2008 drehte Schmid mit andern "gemässigten" Exponenten der SVP den Rücken und trat der neuen Bürgerlich Demokratischen Partei (BDP) bei. Der Seeländer Magistrat geriet immer mehr unter Druck seiner ehemaligen Parteikollegen. Im Frühling ereignete sich auf der Kander ein Schlauchboot-Unfall. Fünf Menschen starben bei dieser angeblich der Teambildung dienenden Übung. Kritiker monierten in der Folge Führungsfehler und Laisser faire-Mentalität im VBS.
Im Sommer enthüllte die Sonntagspresse Ungereimtheiten im Zusammenhang mit der Ernennung des neuen Chefs der Armee. Gegen diesen war während des Rekrutierungsprozesses ein Strafverfahren wegen Nötigung im Gang. Schmid wollte zuerst nichts davon gewusst haben, dann gestand er reuig, die Angelegenheit "vergessen" zu haben. Zum Schluss beurlaubte Schmid den angeschossenen Roland Nef, worauf dieser das Handtuch warf.
Durchs Band forderten alle Parteien Schmids Rücktritt. Im Herbst 2008 schickten die eidgenössischen Räte das Rüstungsprogramm 2009 bachab. Doch damit nicht genug: Sogar seine Familie wurde bedroht. All dies machte dem stillen "Chrampfer" schwer zu schaffen. Kurz nach einer Gallenblasenoperation gab er im November 2008 im Alter von 61 Jahren den Rücktritt bekannt. Samuel Schmid hatte der Landesregierung acht Jahre angehört.

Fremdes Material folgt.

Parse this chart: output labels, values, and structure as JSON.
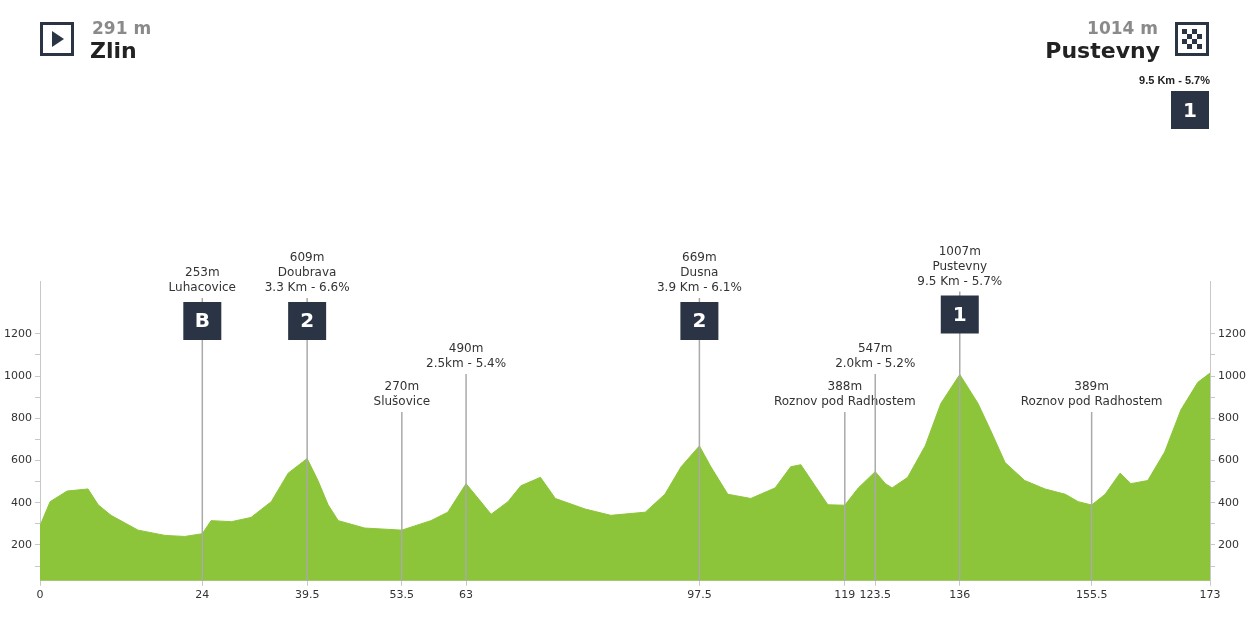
{
  "chart_data": {
    "type": "area",
    "x": [
      0,
      1.5,
      4,
      7.1,
      8.6,
      10.5,
      14.5,
      18.5,
      21.4,
      24,
      25.3,
      28.3,
      31.2,
      34.2,
      36.7,
      39.5,
      41.1,
      42.6,
      44.1,
      48,
      53.5,
      57.8,
      60.3,
      62.3,
      63,
      64.8,
      66.7,
      69.2,
      71.1,
      74,
      76.2,
      80.6,
      84.4,
      89.5,
      92.4,
      94.8,
      97.5,
      99.2,
      101.7,
      105.1,
      108.7,
      111,
      112.5,
      114.6,
      116.5,
      119,
      121,
      123.5,
      125,
      126,
      128.3,
      130.9,
      133.2,
      136,
      138.7,
      140.6,
      142.7,
      145.6,
      148.6,
      151.6,
      153.5,
      155.5,
      157.5,
      159.7,
      161.3,
      163.8,
      166.3,
      168.7,
      171.2,
      173
    ],
    "series": [
      {
        "color": "#8cc43a",
        "values": [
          291,
          405,
          455,
          465,
          390,
          340,
          270,
          245,
          240,
          253,
          315,
          310,
          330,
          405,
          540,
          609,
          505,
          390,
          315,
          280,
          270,
          315,
          355,
          455,
          490,
          420,
          345,
          405,
          480,
          520,
          420,
          370,
          340,
          355,
          440,
          570,
          669,
          570,
          440,
          420,
          470,
          570,
          580,
          480,
          390,
          388,
          470,
          547,
          490,
          470,
          520,
          670,
          870,
          1007,
          870,
          740,
          590,
          505,
          465,
          440,
          405,
          389,
          440,
          540,
          490,
          505,
          640,
          840,
          970,
          1014
        ]
      }
    ],
    "xlim": [
      0,
      173
    ],
    "xticks": [
      0,
      24,
      39.5,
      53.5,
      63,
      97.5,
      119,
      123.5,
      136,
      155.5,
      173
    ],
    "ylim": [
      30,
      1450
    ],
    "yticks": [
      {
        "value": 100,
        "label": null
      },
      200,
      {
        "value": 300,
        "label": null
      },
      400,
      {
        "value": 500,
        "label": null
      },
      600,
      {
        "value": 700,
        "label": null
      },
      800,
      {
        "value": 900,
        "label": null
      },
      1000,
      {
        "value": 1100,
        "label": null
      },
      1200
    ],
    "y2lim": [
      30,
      1450
    ],
    "y2ticks": [
      {
        "value": 100,
        "label": null
      },
      200,
      {
        "value": 300,
        "label": null
      },
      400,
      {
        "value": 500,
        "label": null
      },
      600,
      {
        "value": 700,
        "label": null
      },
      800,
      {
        "value": 900,
        "label": null
      },
      1000,
      {
        "value": 1100,
        "label": null
      },
      1200
    ],
    "ref_lines": [
      {
        "axis": "x",
        "value": 24,
        "label": "253m\nLuhacovice",
        "color": "#aaaaaa"
      },
      {
        "axis": "x",
        "value": 39.5,
        "label": "609m\nDoubrava\n3.3 Km - 6.6%",
        "color": "#aaaaaa"
      },
      {
        "axis": "x",
        "value": 53.5,
        "label": "270m\nSlušovice",
        "color": "#aaaaaa"
      },
      {
        "axis": "x",
        "value": 63,
        "label": "490m\n2.5km - 5.4%",
        "color": "#aaaaaa"
      },
      {
        "axis": "x",
        "value": 97.5,
        "label": "669m\nDusna\n3.9 Km - 6.1%",
        "color": "#aaaaaa"
      },
      {
        "axis": "x",
        "value": 119,
        "label": "388m\nRoznov pod Radhostem",
        "color": "#aaaaaa"
      },
      {
        "axis": "x",
        "value": 123.5,
        "label": "547m\n2.0km - 5.2%",
        "color": "#aaaaaa"
      },
      {
        "axis": "x",
        "value": 136,
        "label": "1007m\nPustevny\n9.5 Km - 5.7%",
        "color": "#aaaaaa"
      },
      {
        "axis": "x",
        "value": 155.5,
        "label": "389m\nRoznov pod Radhostem",
        "color": "#aaaaaa"
      }
    ],
    "annotations": [
      "291 m",
      "Zlin",
      "1014 m",
      "Pustevny",
      "9.5 Km - 5.7%",
      "1",
      {
        "text": "B",
        "x": 24
      },
      {
        "text": "2",
        "x": 39.5
      },
      {
        "text": "2",
        "x": 97.5
      },
      {
        "text": "1",
        "x": 136
      }
    ]
  }
}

In den folgenden Jahren engagierte sich Schmid für die Demokratisierung in Tunesien. Seine Kontakte zu den demokratischen Kräften dieses Maghreb-Staates gehen auf einen Tunesien-Besuch im Jahr 2005 zurück. Nach dem "Arabischen Frühling" im Jahr 2011 intensivierten sich diese Verbindungen. Im Rahmen der Freundschaftsgruppe Schweiz-Tunesien bemühte sich Schmid vor allem um die Förderung der tunesischen Wirtschaft. Sein Motiv: "Tunesien ist das einzige Land, dem der Arabische Frühling die Chance auf eine demokratische Entwicklung gegeben hat. Ich würde gerne etwas dazu beitragen, dass sie gelingt."